STEPHEN Wainwright, who compiles the Sutton Beauty and Heritage website, tells me: “To me the joy of having a heritage website is not knowing who will get in touch next.

On October 4 I received my first email from Mexico after Eliseo Amavizca unearthed a relic from the industrial past of St Helens. The metal detector enthusiast found a plate measuring seven inches by five inches with the writing ‘United Alkali Co Ltd, Walker Works, 70% 72%, Caustic Soda, St Helens, Great Britain’.

“Although Eliseo got in touch via Sutton Beauty & Heritage, the Walker Works was actually in Merton Bank. Barker and Harris’s ‘Industrial Town’ describes it as being owned by Thomas Walker from 1876 until 1890, when it was swallowed up by the giant United Alkali Company. It was a small chemical works which was apparently closed in 1892. I expect that it was taken over just to eliminate the competition. So Eliseo’s discovery can be dated as between 1890 and 1892.

“I asked Eliseo to have some photographs taken and asked him a few questions about his find.

This was then packaged up for the St Helens Star and an article was published. Eliseo was delighted when I sent him the page from the Star’s electronic edition.

“He wrote: ‘It is excellent. I can print it and translate for my detectorist friends to learn that valuable things are not always made of precious metals.’ I quite agree!

“How the plate ended up under Mexican soil will no doubt never be known. However that isn’t the only mystery.

The day after publication I received an email from the Catalyst Science Discovery Centre in Widnes, who it turns out have been tracking these oval-shaped iron relics for some years.
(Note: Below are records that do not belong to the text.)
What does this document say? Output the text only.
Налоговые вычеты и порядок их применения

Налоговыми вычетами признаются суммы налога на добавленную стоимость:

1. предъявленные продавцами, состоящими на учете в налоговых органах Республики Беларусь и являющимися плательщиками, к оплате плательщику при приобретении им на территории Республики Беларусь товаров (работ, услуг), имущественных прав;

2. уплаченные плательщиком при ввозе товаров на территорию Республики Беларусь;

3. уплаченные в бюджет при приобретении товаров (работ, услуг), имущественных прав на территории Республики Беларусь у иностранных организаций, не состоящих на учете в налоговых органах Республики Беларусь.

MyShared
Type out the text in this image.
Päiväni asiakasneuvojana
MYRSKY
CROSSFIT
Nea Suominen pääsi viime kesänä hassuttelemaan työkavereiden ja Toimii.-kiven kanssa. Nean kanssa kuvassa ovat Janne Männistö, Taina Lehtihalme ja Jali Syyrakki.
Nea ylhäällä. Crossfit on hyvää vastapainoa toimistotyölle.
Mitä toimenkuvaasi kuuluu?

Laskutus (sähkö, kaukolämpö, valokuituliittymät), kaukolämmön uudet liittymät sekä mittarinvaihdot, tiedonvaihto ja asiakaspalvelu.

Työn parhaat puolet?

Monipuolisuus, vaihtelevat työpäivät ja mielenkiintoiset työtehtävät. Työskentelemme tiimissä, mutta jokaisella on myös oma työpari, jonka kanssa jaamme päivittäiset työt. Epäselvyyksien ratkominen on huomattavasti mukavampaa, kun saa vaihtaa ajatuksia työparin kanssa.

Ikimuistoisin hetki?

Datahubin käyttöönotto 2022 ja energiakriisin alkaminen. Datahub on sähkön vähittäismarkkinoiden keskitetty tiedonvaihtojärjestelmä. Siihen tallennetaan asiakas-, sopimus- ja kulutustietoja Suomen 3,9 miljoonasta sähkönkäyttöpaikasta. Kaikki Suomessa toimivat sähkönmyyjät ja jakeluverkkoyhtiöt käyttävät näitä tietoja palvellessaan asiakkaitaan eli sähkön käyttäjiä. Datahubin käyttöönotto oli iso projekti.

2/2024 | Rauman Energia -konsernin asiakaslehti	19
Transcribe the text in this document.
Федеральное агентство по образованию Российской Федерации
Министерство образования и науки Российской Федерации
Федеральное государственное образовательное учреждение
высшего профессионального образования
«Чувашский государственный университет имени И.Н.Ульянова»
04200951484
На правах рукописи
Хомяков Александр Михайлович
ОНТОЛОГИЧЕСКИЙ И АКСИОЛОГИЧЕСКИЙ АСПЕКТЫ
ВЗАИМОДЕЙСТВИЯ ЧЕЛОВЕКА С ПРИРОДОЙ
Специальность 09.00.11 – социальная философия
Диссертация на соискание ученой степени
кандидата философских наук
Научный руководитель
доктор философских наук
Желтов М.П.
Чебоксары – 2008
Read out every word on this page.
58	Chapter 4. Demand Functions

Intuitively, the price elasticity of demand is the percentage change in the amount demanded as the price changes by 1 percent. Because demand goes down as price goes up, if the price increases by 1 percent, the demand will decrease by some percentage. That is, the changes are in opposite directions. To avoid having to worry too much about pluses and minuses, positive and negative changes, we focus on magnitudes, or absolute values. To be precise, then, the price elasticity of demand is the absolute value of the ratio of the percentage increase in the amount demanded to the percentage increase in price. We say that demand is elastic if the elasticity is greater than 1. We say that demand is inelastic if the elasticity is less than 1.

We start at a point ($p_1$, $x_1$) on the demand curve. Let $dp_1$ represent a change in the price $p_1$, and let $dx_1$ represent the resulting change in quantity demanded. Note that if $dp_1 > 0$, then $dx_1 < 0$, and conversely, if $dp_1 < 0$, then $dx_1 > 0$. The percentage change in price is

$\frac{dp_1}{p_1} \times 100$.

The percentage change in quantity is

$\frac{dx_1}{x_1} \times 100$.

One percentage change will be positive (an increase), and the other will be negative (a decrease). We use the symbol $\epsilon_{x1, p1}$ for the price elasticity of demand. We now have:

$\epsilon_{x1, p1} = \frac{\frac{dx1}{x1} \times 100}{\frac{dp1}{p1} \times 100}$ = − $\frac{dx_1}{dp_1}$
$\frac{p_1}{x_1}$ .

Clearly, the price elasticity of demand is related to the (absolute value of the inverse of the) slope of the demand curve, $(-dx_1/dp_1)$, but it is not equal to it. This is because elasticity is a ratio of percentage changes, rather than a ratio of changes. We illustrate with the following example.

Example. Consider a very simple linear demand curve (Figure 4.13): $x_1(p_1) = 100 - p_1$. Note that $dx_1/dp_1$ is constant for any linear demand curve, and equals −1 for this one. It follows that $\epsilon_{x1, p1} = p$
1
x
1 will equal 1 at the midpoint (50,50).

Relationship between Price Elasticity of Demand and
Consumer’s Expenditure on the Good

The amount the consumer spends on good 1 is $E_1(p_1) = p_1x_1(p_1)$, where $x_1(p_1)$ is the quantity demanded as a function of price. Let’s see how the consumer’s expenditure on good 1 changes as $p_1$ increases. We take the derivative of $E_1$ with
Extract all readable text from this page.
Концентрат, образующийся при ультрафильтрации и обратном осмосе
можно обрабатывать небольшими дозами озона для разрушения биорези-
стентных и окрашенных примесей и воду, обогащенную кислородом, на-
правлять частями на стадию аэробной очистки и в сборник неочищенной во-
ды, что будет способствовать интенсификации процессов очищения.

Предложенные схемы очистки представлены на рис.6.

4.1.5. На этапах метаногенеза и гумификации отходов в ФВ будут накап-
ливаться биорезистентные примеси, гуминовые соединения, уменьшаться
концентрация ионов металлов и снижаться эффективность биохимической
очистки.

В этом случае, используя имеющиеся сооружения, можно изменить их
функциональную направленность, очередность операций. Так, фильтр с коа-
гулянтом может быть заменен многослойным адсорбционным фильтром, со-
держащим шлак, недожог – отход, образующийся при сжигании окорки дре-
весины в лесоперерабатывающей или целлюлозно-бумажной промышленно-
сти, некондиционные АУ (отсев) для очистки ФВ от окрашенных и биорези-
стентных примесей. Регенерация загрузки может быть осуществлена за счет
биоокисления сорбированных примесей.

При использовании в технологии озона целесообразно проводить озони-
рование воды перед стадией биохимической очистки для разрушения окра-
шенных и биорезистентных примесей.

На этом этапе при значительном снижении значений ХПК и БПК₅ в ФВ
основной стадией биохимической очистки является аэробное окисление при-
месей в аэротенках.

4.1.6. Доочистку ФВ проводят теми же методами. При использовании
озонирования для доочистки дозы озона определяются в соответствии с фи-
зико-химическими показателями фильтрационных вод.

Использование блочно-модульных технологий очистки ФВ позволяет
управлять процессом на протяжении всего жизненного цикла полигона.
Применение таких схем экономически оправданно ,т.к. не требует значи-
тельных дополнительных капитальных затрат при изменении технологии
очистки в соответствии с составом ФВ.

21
They sent me a photo of one from Golding Davis of Widnes, which had also been part of the United Alkali Company.

They acquired it via eBay and have seen two others being auctioned in the past, all located within the USA.

“In the Star article I speculated that Eliseo’s find may have been the iron lid of a caustic soda container that had been shipped to the Americas. However the Discovery Centre say they haven’t been able to figure out the exact function of these old relics. One was advertised on eBay as a “trivet”, an iron device for holding cooking pots over flames or a grate, as it has a circular ring on its back.

“I would be very interested to hear if anyone has any ideas about the purpose of these ‘plates’.

The common characteristics are that they’ve all been discovered abroad (in the US and Mexico) and all seem to have been connected to works within the United Alkali Company.”